期刊
BIOCHIMICA ET BIOPHYSICA ACTA-GENE STRUCTURE AND EXPRESSION
卷 1731, 期 1, 页码 32-40出版社
ELSEVIER
DOI: 10.1016/j.bbaexp.2005.08.005
关键词
matrix metalloproteinase 9 (MMP-9); nucleolin; posttranscriptional regulation; untranslated region (UTR); 2,2-dipyridyl; hypometabolism
Matrix-metalloproteinases (MMPs), which are able to degrade extra cellular matrix (ECM) components, are crucial in ECM-remodeling, under physiological (e.g., embryogenesis, wound healing, angiogenesis) or pathophysiological conditions (e.g., arthritis, cancer progression and metastasis, fibrosis). Treating HT 1080 cells, a human fibrosarcoma, cell line, with the iron chelator 2,2-Dipyridyl, which mimics certain aspects of hypoxia, leads to a 3-fold elevated Matrix-metalloproteinase-9 (MMP-9) protein level. This elevation occurs within 3 h, without any change of mRNA-concentration.

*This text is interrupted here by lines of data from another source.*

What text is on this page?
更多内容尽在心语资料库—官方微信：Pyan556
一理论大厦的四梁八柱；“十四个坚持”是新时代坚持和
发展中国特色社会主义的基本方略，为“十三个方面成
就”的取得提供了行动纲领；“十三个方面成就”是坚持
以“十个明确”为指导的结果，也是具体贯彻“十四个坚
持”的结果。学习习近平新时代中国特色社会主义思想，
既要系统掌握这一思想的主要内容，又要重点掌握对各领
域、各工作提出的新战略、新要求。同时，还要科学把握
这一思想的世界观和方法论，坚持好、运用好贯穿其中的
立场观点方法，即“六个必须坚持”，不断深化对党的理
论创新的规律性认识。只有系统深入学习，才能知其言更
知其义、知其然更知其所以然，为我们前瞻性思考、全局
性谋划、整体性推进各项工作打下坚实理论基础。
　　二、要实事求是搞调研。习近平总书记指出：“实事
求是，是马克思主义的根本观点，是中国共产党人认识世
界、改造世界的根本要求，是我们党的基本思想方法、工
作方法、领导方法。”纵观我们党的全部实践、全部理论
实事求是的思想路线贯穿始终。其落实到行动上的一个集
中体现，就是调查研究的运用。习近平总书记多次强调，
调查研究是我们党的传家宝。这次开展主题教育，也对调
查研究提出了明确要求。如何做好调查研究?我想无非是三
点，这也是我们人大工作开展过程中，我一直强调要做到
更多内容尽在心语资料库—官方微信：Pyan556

The rapid increase in MMP-9 expression is caused by an enhancement of translational efficiency characterized by a recruitment of translationally inactive MMP-9 mRNP-complexes into the rough endoplasmatic reticulum (rER). Reporter gene assays, which depend on the untranslated regions (UTR) of MMP-9 mRNA, reveal that the posttranscriptional regulation is mainly attributed to the 3'UTR. RNA/protein interaction studies indicate that the elevated binding of nucleolin (similar to 64 kDa form) to the 3'UTR may be of major importance for the increased efficiency of MMP-9 translation. The results show that MMP-9 expression can be regulated posttranscriptionally, affecting the efficiency of translation and localization of the mRNA. (c) 2005 Elsevier B.V. All rights reserved.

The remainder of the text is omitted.